Until, it must be said, the end. After making a big joke about Trump's tweeting habits — "I'm picturing a crushed velvet smoking jacket" — she did move him to where she wanted him.
"When you and I were having our little difficulty," he said, "you probably had some pretty nasty tweets sent your way…. I don't want that to happen but my fans …we have an unbelievable bond."
"But you retweet some of those," she said.
"Not the more nasty ones," he answered. "You would be amazed at the ones I don't retweet."
"Uh, well, that was a retweet. Did I say that?

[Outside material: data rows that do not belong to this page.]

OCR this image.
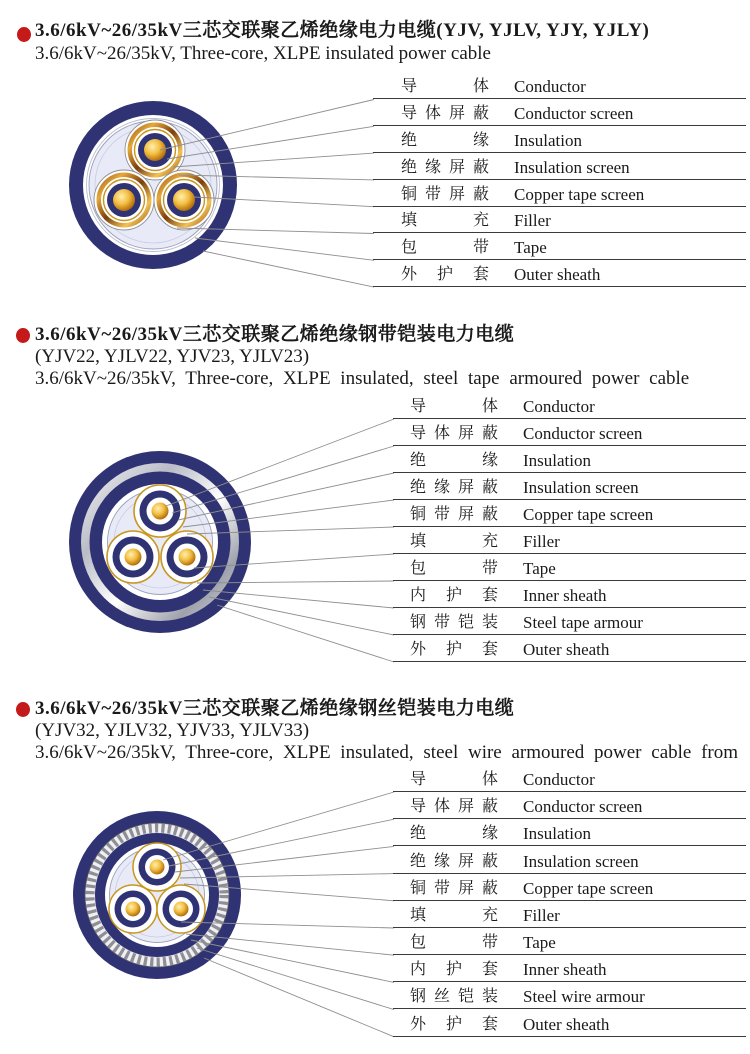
3.6/6kV~26/35kV三芯交联聚乙烯绝缘电力电缆(YJV, YJLV, YJY, YJLY)
3.6/6kV~26/35kV, Three-core, XLPE insulated power cable
导体 Conductor
导体屏蔽 Conductor screen
绝缘 Insulation
绝缘屏蔽 Insulation screen
铜带屏蔽 Copper tape screen
填充 Filler
包带 Tape
外护套 Outer sheath
3.6/6kV~26/35kV三芯交联聚乙烯绝缘钢带铠装电力电缆
(YJV22, YJLV22, YJV23, YJLV23)
3.6/6kV~26/35kV, Three-core, XLPE insulated, steel tape armoured power cable
导体 Conductor
导体屏蔽 Conductor screen
绝缘 Insulation
绝缘屏蔽 Insulation screen
铜带屏蔽 Copper tape screen
填充 Filler
包带 Tape
内护套 Inner sheath
钢带铠装 Steel tape armour
外护套 Outer sheath
3.6/6kV~26/35kV三芯交联聚乙烯绝缘钢丝铠装电力电缆
(YJV32, YJLV32, YJV33, YJLV33)
3.6/6kV~26/35kV, Three-core, XLPE insulated, steel wire armoured power cable from
导体 Conductor
导体屏蔽 Conductor screen
绝缘 Insulation
绝缘屏蔽 Insulation screen
铜带屏蔽 Copper tape screen
填充 Filler
包带 Tape
内护套 Inner sheath
钢丝铠装 Steel wire armour
外护套 Outer sheath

"Oooh. OK, excuse me," he answered sheepishly, creating the interview's one
uncomfortable moment, which, even as Kelly generously moved on to the next question, he proceeded to make worse. "Not the most horrible thing…. Over your life, you've been called a lot worse, wouldn't you say?"
"It's not about me," Kelly said, finally steely. "It's about the messaging to young girls and other women … you gonna stop that as president?"
"Well, I'm gonna stop that about you now," he answered, and Kelly obligingly turned the conversation lighter, joking that he now had her cellphone number.
The second part of the interview, coming at the end of the hour, was just the two of them having fun, talking movies and books, a perfect preface to Kelly's final announcement, and, presumably, the reason for the whole bloody exercise.
Which, in its own twisted way, is a feat of poetic justice. After suffering a Twitter smear campaign for simply doing her job, Kelly is certainly owed something.
And while Trump does not understand the notion or importance of a free press, he obviously knows a good marketing move when he sees it.